Reyes Pía Francesca Loren, Michoel Tom, Joshi Anagha, Devailly Guillaume
The Roslin Institute, The University of Edinburgh, Easter Bush, Midlothian, EH25 9RG, Scotland, UK.
Comput Struct Biotechnol J. 2017 Aug 26;15:425-432. doi: 10.1016/j.csbj.2017.08.002. eCollection 2017.
Functional annotation transfer across multi-gene family orthologs can lead to functional misannotations. We hypothesised that co-expression network will help predict functional orthologs amongst complex homologous gene families. To explore the use of transcriptomic data available in public domain to identify functionally equivalent ones from all predicted orthologs, we collected genome wide expression data in mouse and rat liver from over 1500 experiments with varied treatments. We used a hyper-graph clustering method to identify clusters of orthologous genes co-expressed in both mouse and rat. We validated these clusters by analysing expression profiles in each species separately, and demonstrating a high overlap. We then focused on genes in 18 homology groups with one-to-many or many-to-many relationships between two species, to discriminate between functionally equivalent and non-equivalent orthologs.
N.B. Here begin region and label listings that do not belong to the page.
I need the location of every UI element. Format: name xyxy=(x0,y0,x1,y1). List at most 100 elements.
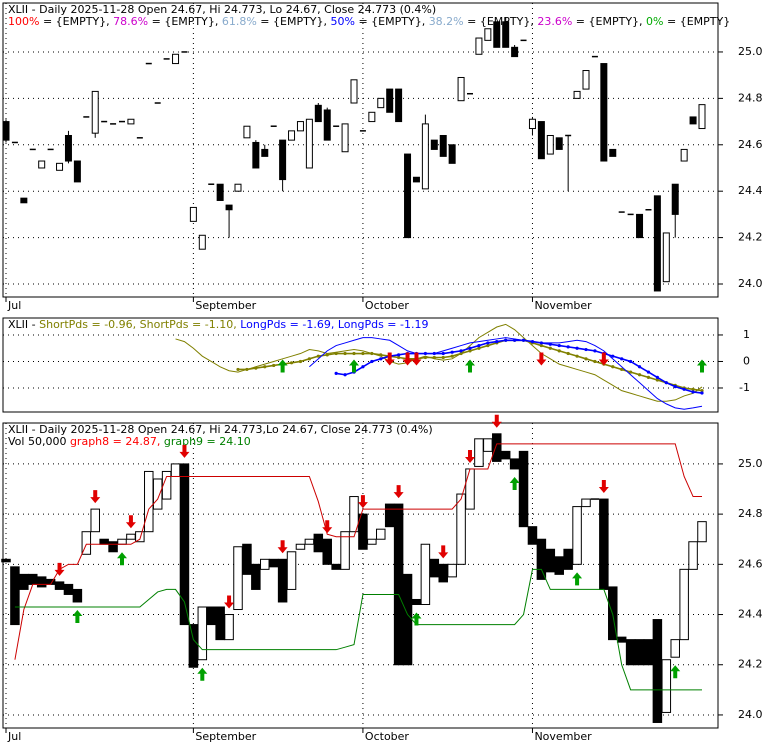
candle-body xyxy=(314,104,322,123)
candle-body xyxy=(554,556,564,575)
series-marker xyxy=(361,351,365,356)
candle-body xyxy=(367,538,377,545)
candle-body xyxy=(313,533,324,553)
series-marker xyxy=(504,338,508,342)
candle-body xyxy=(493,21,501,48)
legend-item: 50% xyxy=(331,15,355,28)
candle-body xyxy=(243,125,251,139)
candle-body xyxy=(511,46,519,58)
series-marker xyxy=(432,355,436,360)
candle-body xyxy=(127,118,135,125)
series-marker xyxy=(513,338,517,342)
candle-body xyxy=(643,639,654,666)
down-arrow xyxy=(491,414,502,428)
candle-body xyxy=(573,90,581,99)
candle-body xyxy=(91,90,99,134)
series-marker xyxy=(236,367,240,372)
candle-body xyxy=(581,498,591,508)
series-marker xyxy=(530,339,535,344)
candle-body xyxy=(393,503,404,666)
panel-frame xyxy=(2,317,719,413)
series-marker xyxy=(397,355,401,360)
candle-body xyxy=(671,183,679,215)
series-marker xyxy=(298,359,303,364)
series-marker xyxy=(450,350,454,354)
candle-body xyxy=(90,508,100,533)
candle-body xyxy=(295,543,306,550)
candle-body xyxy=(395,88,403,123)
candle-body xyxy=(117,538,127,545)
series-marker xyxy=(673,385,677,389)
candle-body xyxy=(545,548,556,573)
series-marker xyxy=(557,343,561,348)
candle-body xyxy=(252,141,260,169)
candle-body xyxy=(233,546,243,611)
candle-body xyxy=(518,450,529,528)
series-marker xyxy=(477,343,481,348)
x-tick-label: October xyxy=(365,299,409,312)
down-arrow xyxy=(277,540,288,554)
series-marker xyxy=(370,351,374,356)
down-arrow xyxy=(322,520,333,534)
series-marker xyxy=(620,357,624,361)
candle-body xyxy=(99,538,109,545)
candle-body xyxy=(600,63,608,162)
candle-body xyxy=(170,463,181,477)
candle-body xyxy=(331,563,341,570)
series-marker xyxy=(691,387,695,391)
series-marker xyxy=(495,339,499,344)
series-marker xyxy=(352,351,356,356)
x-tick-label: November xyxy=(534,730,592,743)
legend-item: 61.8% xyxy=(222,15,257,28)
candle-body xyxy=(474,438,484,467)
up-arrow xyxy=(117,552,127,566)
down-arrow xyxy=(357,495,368,509)
candle-body xyxy=(536,538,547,580)
candle-body xyxy=(636,213,644,239)
candle-body xyxy=(386,88,394,113)
candle-body xyxy=(430,139,438,150)
up-arrow xyxy=(411,612,422,626)
series-marker xyxy=(477,346,481,350)
candle-body xyxy=(172,53,180,65)
candle-body xyxy=(412,176,420,183)
down-arrow xyxy=(598,352,609,366)
candle-body xyxy=(179,463,190,626)
candle-body xyxy=(206,606,216,626)
candle-body xyxy=(509,458,520,470)
candle-body xyxy=(609,148,617,157)
candle-body xyxy=(286,551,297,590)
candle-body xyxy=(599,498,609,590)
series-marker xyxy=(611,354,615,358)
series-marker xyxy=(566,351,570,356)
candle-body xyxy=(340,531,350,570)
candle-body xyxy=(81,531,92,555)
candle-body xyxy=(404,153,412,239)
series-marker xyxy=(646,375,651,379)
series-marker xyxy=(575,346,579,350)
series-marker xyxy=(245,367,249,372)
up-arrow xyxy=(509,476,520,490)
candle-body xyxy=(358,513,368,550)
series-marker xyxy=(593,349,597,353)
down-arrow xyxy=(438,545,449,559)
down-arrow xyxy=(411,352,422,366)
candle-body xyxy=(1,558,11,563)
series-marker xyxy=(682,387,686,391)
panel-frame xyxy=(2,422,719,729)
candle-body xyxy=(634,639,645,666)
series-marker xyxy=(316,354,320,358)
candle-body xyxy=(144,470,154,533)
x-tick-label: October xyxy=(365,730,409,743)
y-tick-label: 1 xyxy=(743,328,750,341)
series-marker xyxy=(593,359,597,364)
series-marker xyxy=(575,354,579,358)
legend: 100% = {EMPTY}, 78.6% = {EMPTY}, 61.8% =… xyxy=(8,15,730,28)
candle-body xyxy=(653,195,661,292)
series-marker xyxy=(441,355,445,360)
chart-title: XLII - Daily 2025-11-28 Open 24.67, Hi 2… xyxy=(8,423,433,436)
candle-body xyxy=(38,160,46,169)
series-marker xyxy=(307,357,311,361)
series-marker xyxy=(637,373,642,377)
y-tick-label: 24.8 xyxy=(738,91,763,104)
Finally, we further applied our method by collecting heart transcriptomic data (over 1400 experiments) in rat and mouse to validate the method in an independent tissue.
跨多基因家族直系同源基因的功能注释转移可能导致功能错误注释。我们假设共表达网络将有助于预测复杂同源基因家族中的功能直系同源基因。为了探索利用公共领域中可用的转录组数据从所有预测的直系同源基因中识别功能等效的基因,我们收集了来自1500多个不同处理实验的小鼠和大鼠肝脏全基因组表达数据。我们使用超图聚类方法来识别在小鼠和大鼠中共同表达的直系同源基因簇。我们通过分别分析每个物种中的表达谱并证明高度重叠来验证这些簇。然后,我们专注于两个物种之间具有一对多或多对多关系的18个同源组中的基因,以区分功能等效和非等效的直系同源基因。最后,我们通过收集大鼠和小鼠的心脏转录组数据(超过1400个实验)进一步应用我们的方法,以在独立组织中验证该方法。